After graduating from the academy for art and design AKV St.Joost (Breda, NL), Dennis Elbers worked as an artist, curator and organiser. He is now director of the first Graphic Design Festival Breda.
Elbers moved to Breda to study at the academy of fine arts and design. "I didn’t really know much about Breda until I moved there 10 years ago. In 2003, after I graduated we thought Breda a bit dull. There were lots of talented artists from the Academy but they all left Breda as soon as they graduated because there wasn't much going on here; there were no good places to exhibit work and there wasn't really a creative atmosphere. So in that year we set up the KOP foundation which includes a big 300sqm exhibition space and 10 studios. Now, over the last couple of years there's been a real drive to try to wake this city up. And it's worked, there's now a thriving industry, and many designers are staying and working, often for big international clients."
Idea for a festival
The idea for a festival started with the fact that a new museum for graphic design will open in June 2008. Elbers, "In 2006 we talked to people from the council who said that the museum will open but that they also wanted to do something extra. My idea was not just to hold a one-off event but something that is held more regularly, the idea being that it explains to the people of Breda what graphic design is all about. The idea of the new museum had triggered a lot of discussion in the city and I wanted to get involved in that and reach that wider audience. I got a small grant from the city council and then started looking for funding from other partners."
Breda and graphic design
The art academy St Joost has had a strong connection with graphic design for many years and many famous Dutch designers graduated from there. The art museum always held regular exhibitions on graphic design. Elbers says "Lots of designers live in Breda, and during our preparations for the festival we also found that there’s a whole graphic industry built around the city. But apart from the past, we’re keen on focusing on the future and forging new links between the city and graphic design."

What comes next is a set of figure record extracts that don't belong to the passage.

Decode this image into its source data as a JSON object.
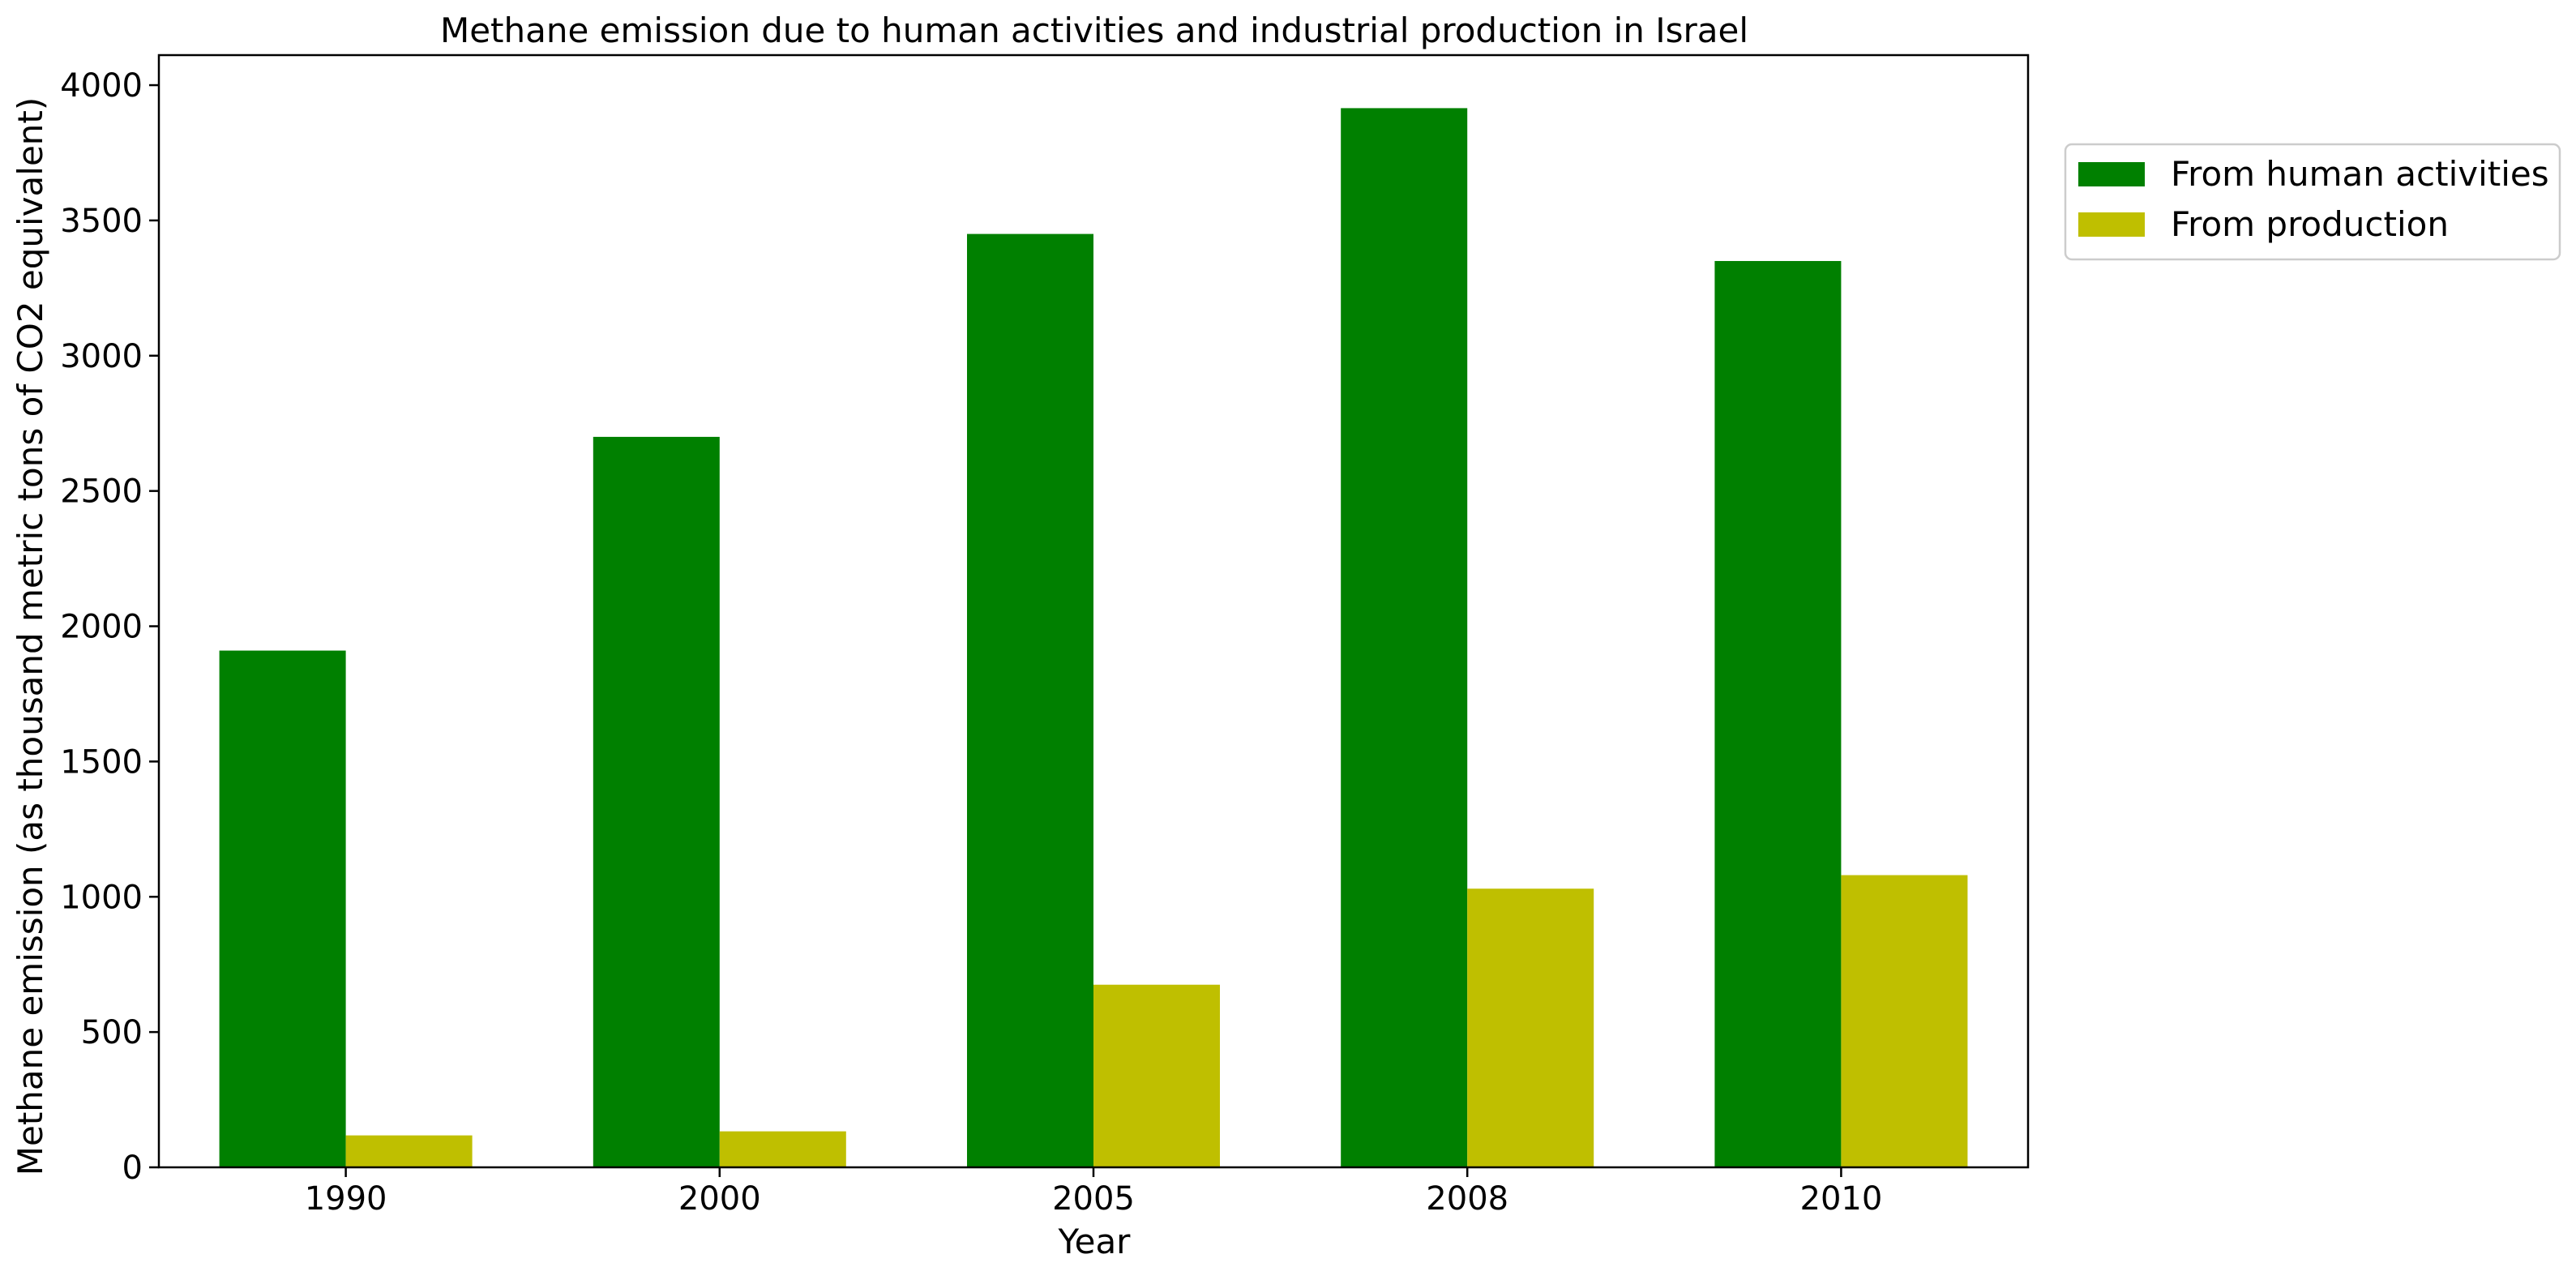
{
  "chart_data": {
    "type": "bar",
    "title": "Methane emission due to human activities and industrial production in Israel",
    "xlabel": "Year",
    "ylabel": "Methane emission (as thousand metric tons of CO2 equivalent)",
    "categories": [
      "1990",
      "2000",
      "2005",
      "2008",
      "2010"
    ],
    "series": [
      {
        "name": "From human activities",
        "color": "#008000",
        "values": [
          1910,
          2700,
          3450,
          3915,
          3350
        ]
      },
      {
        "name": "From production",
        "color": "#bfbf00",
        "values": [
          118,
          133,
          675,
          1030,
          1080
        ]
      }
    ],
    "ylim": [
      0,
      4111
    ],
    "yticks": [
      0,
      500,
      1000,
      1500,
      2000,
      2500,
      3000,
      3500,
      4000
    ],
    "grid": false,
    "legend_position": "outside-top-right"
  }
}
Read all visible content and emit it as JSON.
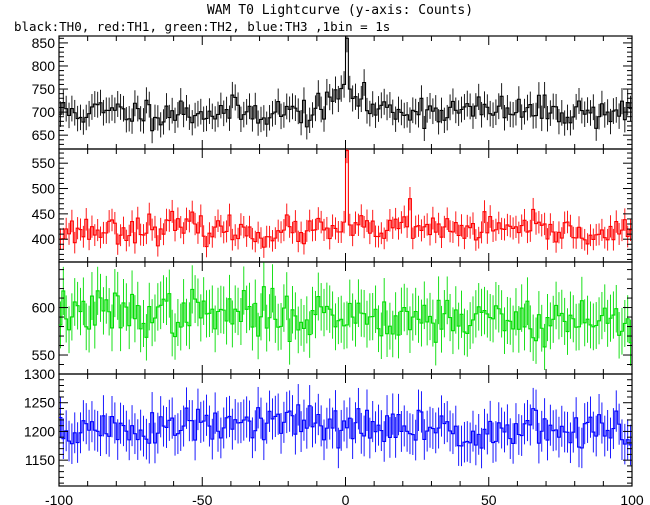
{
  "chart_data": {
    "type": "line",
    "title": "WAM T0 Lightcurve (y-axis: Counts)",
    "subtitle": "black:TH0, red:TH1, green:TH2, blue:TH3 ,1bin = 1s",
    "xlim": [
      -100,
      100
    ],
    "x_ticks": [
      -100,
      -50,
      0,
      50,
      100
    ],
    "x_tick_labels": [
      "-100",
      "-50",
      "0",
      "50",
      "100"
    ],
    "x_step": 1,
    "panels": [
      {
        "name": "TH0",
        "color": "#000000",
        "ylim": [
          620,
          865
        ],
        "y_ticks": [
          650,
          700,
          750,
          800,
          850
        ],
        "y_tick_labels": [
          "650",
          "700",
          "750",
          "800",
          "850"
        ],
        "baseline": [
          [
            -100,
            700
          ],
          [
            -10,
            700
          ],
          [
            -1,
            745
          ],
          [
            1,
            745
          ],
          [
            10,
            705
          ],
          [
            100,
            700
          ]
        ],
        "peaks": [
          {
            "x": 0,
            "y": 860
          },
          {
            "x": -1,
            "y": 760
          },
          {
            "x": 1,
            "y": 750
          }
        ],
        "noise": 20,
        "seed": 11
      },
      {
        "name": "TH1",
        "color": "#ff0000",
        "ylim": [
          355,
          578
        ],
        "y_ticks": [
          400,
          450,
          500,
          550
        ],
        "y_tick_labels": [
          "400",
          "450",
          "500",
          "550"
        ],
        "baseline": [
          [
            -100,
            415
          ],
          [
            -60,
            425
          ],
          [
            -30,
            412
          ],
          [
            0,
            418
          ],
          [
            50,
            420
          ],
          [
            100,
            410
          ]
        ],
        "peaks": [
          {
            "x": 0,
            "y": 575
          },
          {
            "x": 22,
            "y": 480
          }
        ],
        "noise": 17,
        "seed": 23
      },
      {
        "name": "TH2",
        "color": "#00dd00",
        "ylim": [
          530,
          648
        ],
        "y_ticks": [
          550,
          600
        ],
        "y_tick_labels": [
          "550",
          "600"
        ],
        "baseline": [
          [
            -100,
            595
          ],
          [
            0,
            592
          ],
          [
            100,
            585
          ]
        ],
        "peaks": [],
        "noise": 15,
        "seed": 37
      },
      {
        "name": "TH3",
        "color": "#0000ff",
        "ylim": [
          1105,
          1300
        ],
        "y_ticks": [
          1150,
          1200,
          1250,
          1300
        ],
        "y_tick_labels": [
          "1150",
          "1200",
          "1250",
          "1300"
        ],
        "baseline": [
          [
            -100,
            1200
          ],
          [
            -10,
            1215
          ],
          [
            0,
            1205
          ],
          [
            100,
            1200
          ]
        ],
        "peaks": [],
        "noise": 22,
        "seed": 51
      }
    ]
  }
}
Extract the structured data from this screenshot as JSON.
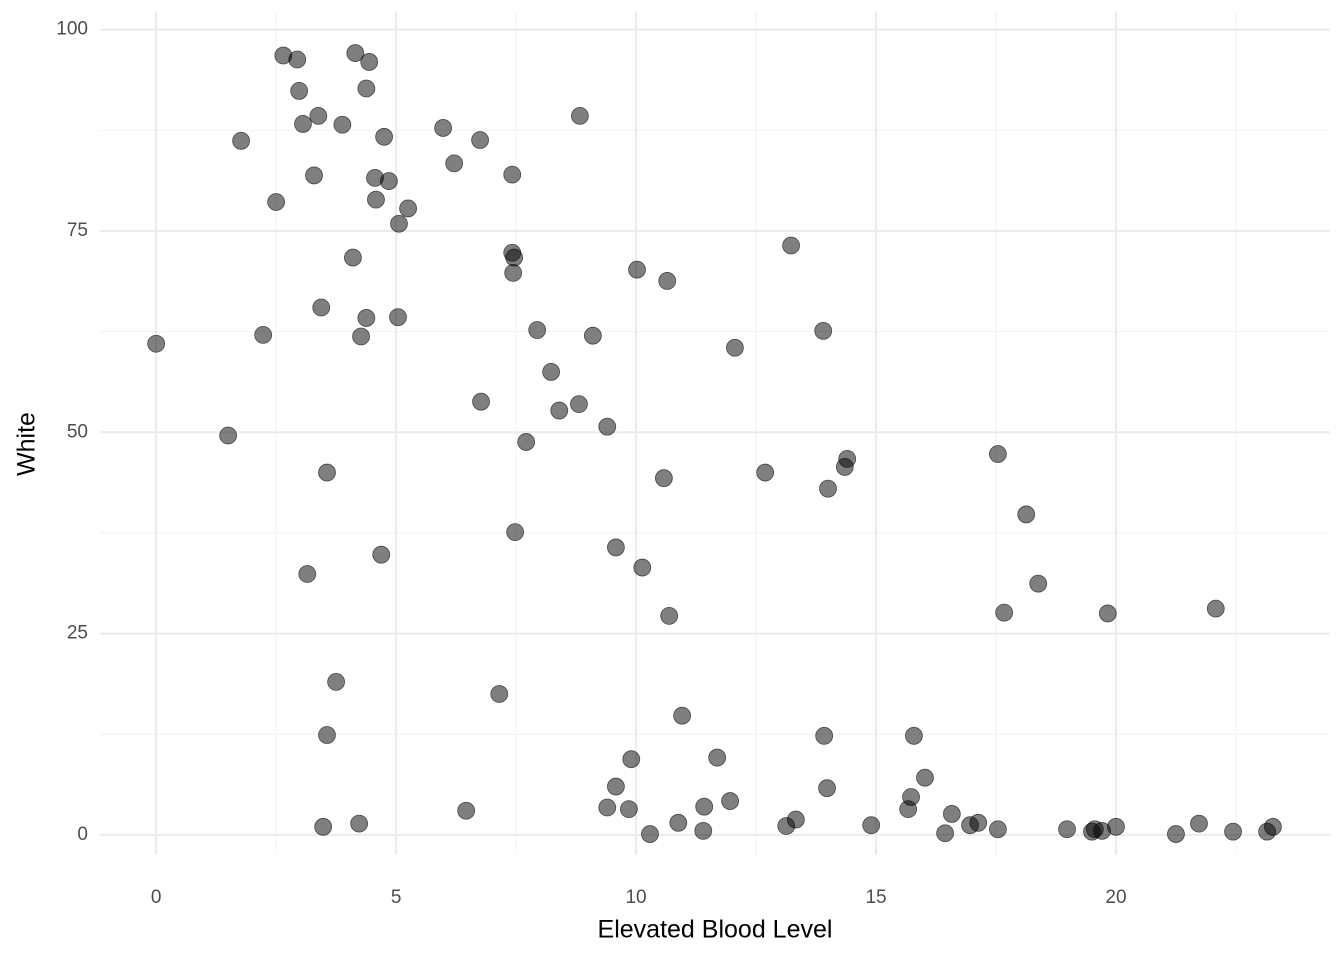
{
  "chart_data": {
    "type": "scatter",
    "x_label": "Elevated Blood Level",
    "y_label": "White",
    "color": "#000000",
    "opacity": 0.5,
    "grid": true,
    "minor_grid": true,
    "xlim": [
      -1.17,
      24.46
    ],
    "ylim": [
      -2.5,
      102.2
    ],
    "xticks": [
      0,
      5,
      10,
      15,
      20
    ],
    "yticks": [
      0,
      25,
      50,
      75,
      100
    ],
    "x": [
      0,
      1.5,
      1.77,
      2.23,
      2.5,
      2.65,
      2.94,
      2.98,
      3.06,
      3.15,
      3.29,
      3.38,
      3.44,
      3.48,
      3.56,
      3.56,
      3.75,
      3.88,
      4.1,
      4.15,
      4.23,
      4.27,
      4.38,
      4.38,
      4.44,
      4.56,
      4.58,
      4.69,
      4.75,
      4.85,
      5.04,
      5.06,
      5.25,
      5.98,
      6.21,
      6.46,
      6.75,
      6.77,
      7.15,
      7.42,
      7.42,
      7.46,
      7.44,
      7.48,
      7.71,
      7.94,
      8.23,
      8.4,
      8.81,
      8.83,
      9.1,
      9.4,
      9.4,
      9.58,
      9.58,
      9.85,
      9.9,
      10.02,
      10.13,
      10.29,
      10.58,
      10.65,
      10.69,
      10.88,
      10.96,
      11.4,
      11.42,
      11.69,
      11.96,
      12.06,
      12.69,
      13.13,
      13.23,
      13.33,
      13.9,
      13.92,
      13.98,
      14.0,
      14.35,
      14.4,
      14.9,
      15.67,
      15.73,
      15.79,
      16.02,
      16.44,
      16.58,
      16.96,
      17.13,
      17.54,
      17.54,
      17.67,
      18.13,
      18.38,
      18.98,
      19.5,
      19.56,
      19.71,
      19.83,
      20.0,
      21.25,
      21.73,
      22.08,
      22.44,
      23.15,
      23.27
    ],
    "values": [
      61.0,
      49.6,
      86.2,
      62.1,
      78.6,
      96.8,
      96.3,
      92.4,
      88.3,
      32.4,
      81.9,
      89.3,
      65.5,
      1.0,
      45.0,
      12.4,
      19.0,
      88.2,
      71.7,
      97.1,
      1.4,
      61.9,
      92.7,
      64.2,
      96.0,
      81.6,
      78.9,
      34.8,
      86.7,
      81.2,
      64.3,
      75.9,
      77.8,
      87.8,
      83.4,
      3.0,
      86.3,
      53.8,
      17.5,
      82.0,
      72.3,
      71.7,
      69.8,
      37.6,
      48.8,
      62.7,
      57.5,
      52.7,
      53.5,
      89.3,
      62.0,
      50.7,
      3.4,
      35.7,
      6.0,
      3.2,
      9.4,
      70.2,
      33.2,
      0.1,
      44.3,
      68.8,
      27.2,
      1.5,
      14.8,
      0.5,
      3.5,
      9.6,
      4.2,
      60.5,
      45.0,
      1.1,
      73.2,
      1.9,
      62.6,
      12.3,
      5.8,
      43.0,
      45.7,
      46.7,
      1.2,
      3.2,
      4.7,
      12.3,
      7.1,
      0.2,
      2.6,
      1.2,
      1.5,
      47.3,
      0.7,
      27.6,
      39.8,
      31.2,
      0.7,
      0.4,
      0.7,
      0.5,
      27.5,
      1.0,
      0.1,
      1.4,
      28.1,
      0.4,
      0.4,
      1.0
    ]
  }
}
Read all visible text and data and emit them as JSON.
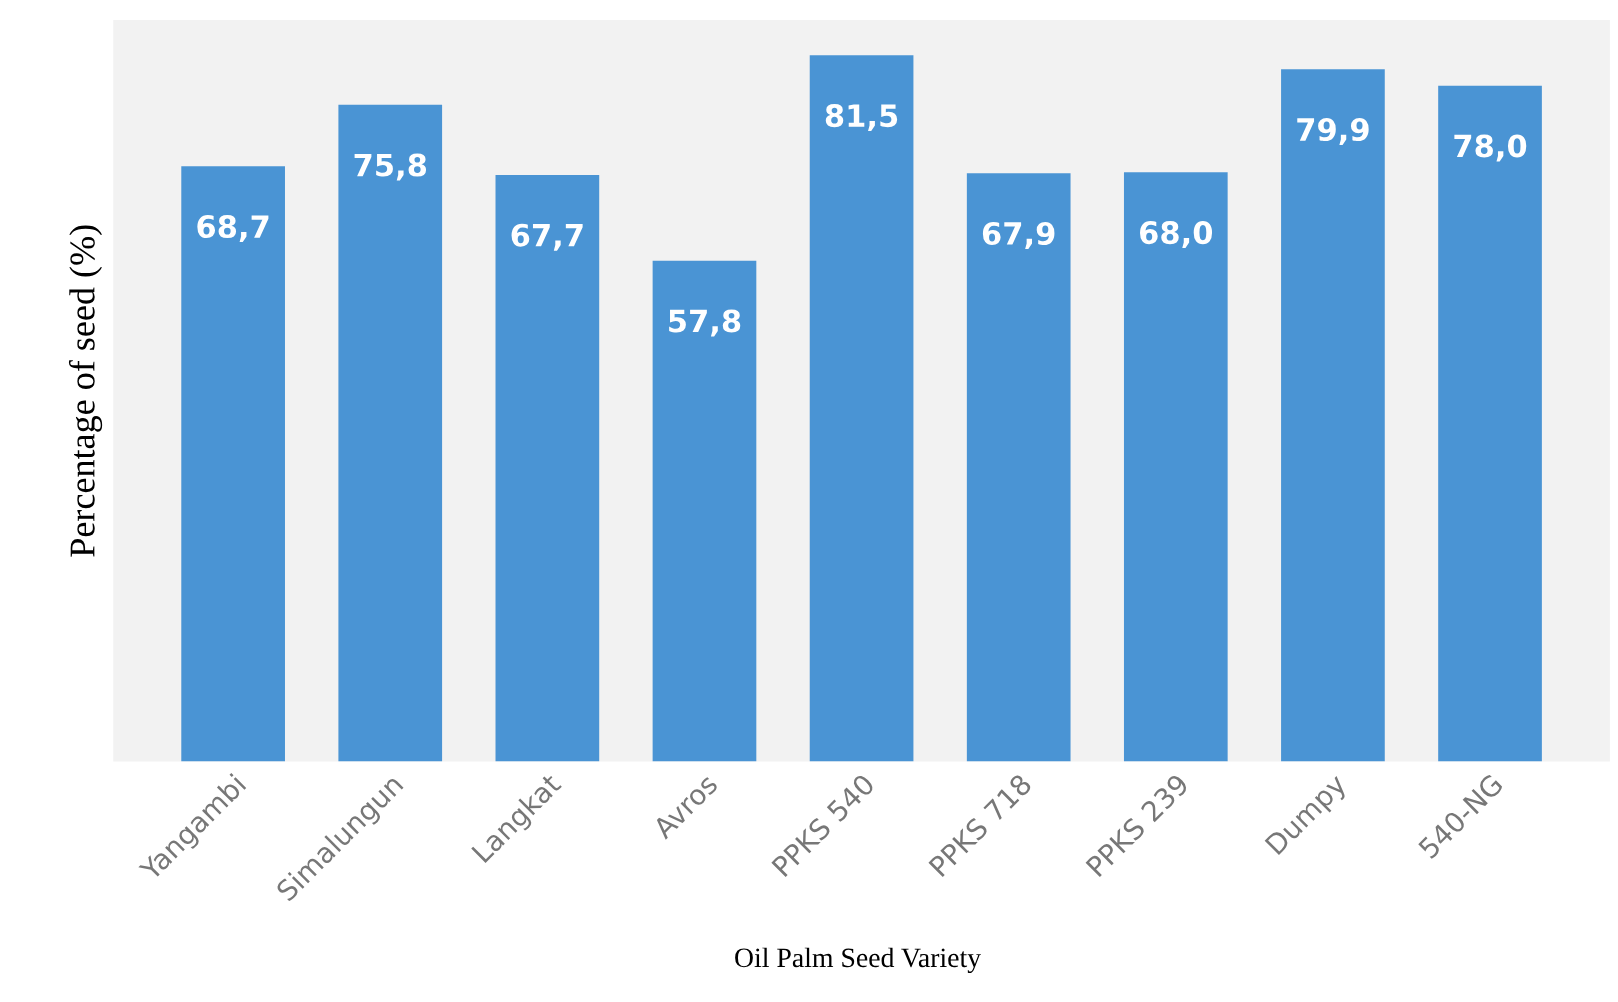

Elbers set up most of programme himself. "Initially I had many ideas but only a small selection made it though this year. I wanted it to be a festival for the designers, not of my ideas. So I started off with a few notes, followed by discussions with a couple of designers, then developed the projects. A programme board was also set up, to whom we sent the ideas, but in the end they didn't change much."
Elbers says he didn't choose a 'theme' for the first festival because they wanted to encourage support from a wide range of people and companies. "If there is a theme then it could be said that our ethos was to approach the designers from the angle of their own individuality and personality. For instance, we're not showing retrospective displays of their campaigns or plan to highlight their best-ever/award-winning work etc. Instead, we set up new projects and asked designers to make special work for that project from their own point of view. So we didn’t really tell them what to do, we just said, 'this is going to be the medium and we would like you to send in a design, animation, t-shirt or whatever, do whatever you like.' They really liked being in a project like this as it meant they were free to set up their own ideas. But for some it was also a challenge, they were used to people looking over their shoulders all the time saying, 'we need to communicate this or that', and now there was nobody, so this also caused a lot of discussion between the designers. We wanted them to do their own thing and not to work with the usual client/designer relationship."
The festival aims to appeal to a wide audience. "Most of the graphic design events you see are by graphic designers for graphic designers. We decided to split our audience up into three groups. The first is the general public. This is mainly people on the streets of Breda, working and living there. Anyone in Breda over the next six weeks will definitely know that something is going on. Maybe they don't realise that it's a graphic design festival, but they will be confronted in unusual ways with graphic design. We hope to surprise them, put a smile on their face or inspire them to find out more about graphic design. The second group is the designers themselves. Around 80 designers will be taking part in the main programme, plus 250 in the co-productions. These designers come from all over the world, Australia, Brazil, Sweden, Switzerland...you name it!"
The third audience group is children from the age of 12. "We've set up a number of different products to introduce them to graphic design. In one project the kids will be able to make a sign for their favourite place in the city. This could be grandpa's house, the playground, a sweetshop...under the guidance of professional designers the children will make the signs and then place them in the city. We wanted to show that graphic design is not just looking but also communicating. The children's signs will tell everyone about these special places and they will think about them, so it has a social function too."
Big names and grass roots
Another project involved selecting 20 businesses from Breda and hooking them up with 20 designers from Breda. From these meetings 10 companies are now connected to a local designer and they will now do a project together, which the businesses will pay for. "We tried to make the businesses see that design is useful for their business and also that they don’t have to look very far for a good designer."
Watch this space
The festival will be a biannual event. "Setting up a festival like this takes so much organisation! We will be around in the period in between years, so people will still notice us and see what we are doing, but a major festival like this can only be done every two years. Otherwise we'll go crazy!"